New Routes to fluorocarbons using fluoroboranes

Lead Research Organisation: University of Edinburgh
Department Name: Sch of Chemistry

Abstract

Fluorinated molecules have risen to the forefront of modern scientific advances. From Teflon to pharmaceuticals (including blockbuster drugs, e.g. Lipitor), the controlled formation of carbon-fluorine bonds has imparted revolutionary biological and structural effects. However, the current methods to form carbon-fluorine bonds generally rely on highly reactive fluorine sources that limit widespread application and use. This grant will develop fluorine sources based on boron-fluorine bonds that enable the formation of carbon-fluorine bonds using new and orthogonal reactivity to current methods. Boron offers a sustainable choice for catalysis with low physiological and environmental toxicity. This makes it an ideal choice for applications in the pharmaceutical and agrichemical sectors. The boron-fluorine bond is usually considered to be relatively inert, but our deep understanding of boron chemistry will enable the reactivity of B-F bonds to be switched on. This project will achieve this by rationally tuning the structure about boron to enable the capture of fluorine from simple, inexpensive stable sources (e.g. MF) and subsequently transfer it to simple and complex molecular frameworks.

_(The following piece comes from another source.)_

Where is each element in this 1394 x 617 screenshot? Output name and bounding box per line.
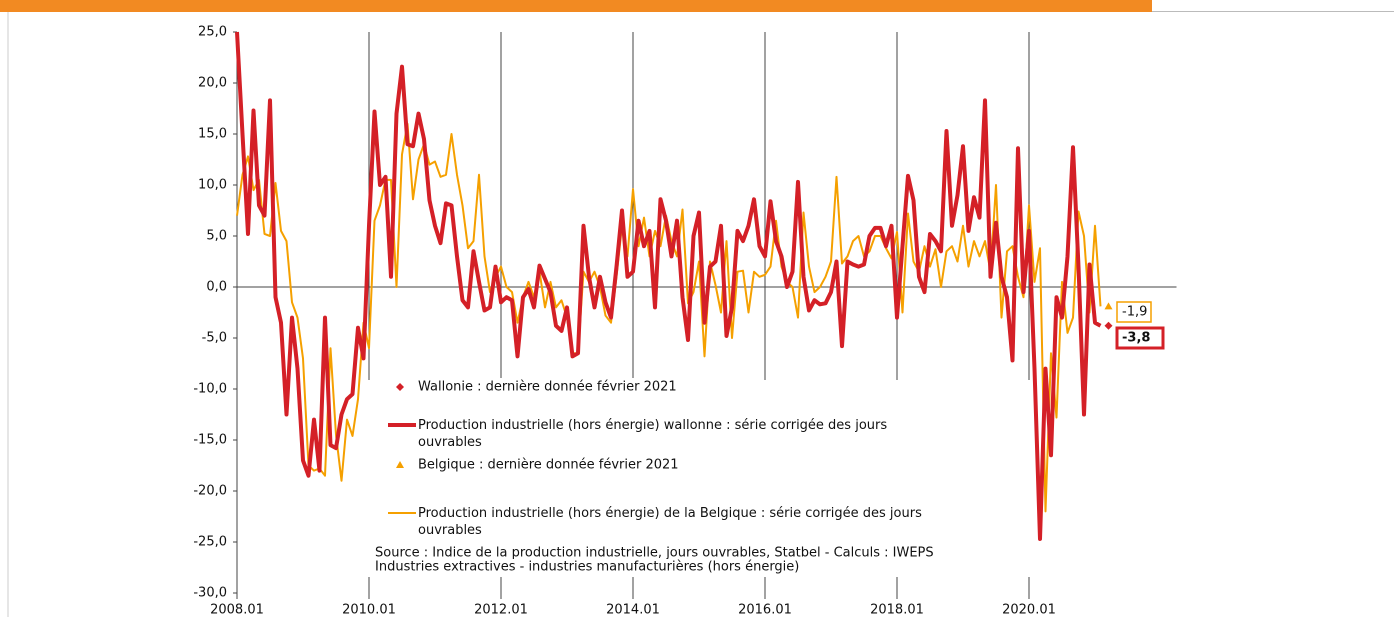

Three methods to do this have been identified: 1. Phase-transfer Catalysis; 2. Fluorine transfer and trapping of activated substrates; 3. Transfer of fluorine and boron to unactivated substrates. These methods share a common theme of boron-fluorine bond formation and subsequent fluorine transfer, but they are not inter-reliant. Each method will be developed separately and addresses a different synthetic need. Phase-transfer catalysis will take fluorine from the solid or aqueous (water) phase and transfer it to the reactive, organic phase. The structure about boron will be used to control the position and facial selectivity of the transfer. Fluorine transfer to activated and unactivated substrates will exploit an activated boron-fluorine bond. Key to this will be activation of the boron-fluorine bond on approach to the substrate and the structure about boron will be used to enhance this interaction and ensure boron-fluorine bond activation. All three methods will be used to explore and understand the fundamentals of boron-fluorine bonding, how to effect high yielding fluorine transfer to substrates, and how rational modifications to borane structure can be used to enable new reactivity. All of the methods will culminate in the application of the new reactivity to industry relevant targets - new active pharmaceutical ingredients, agrichemicals and materials precursors.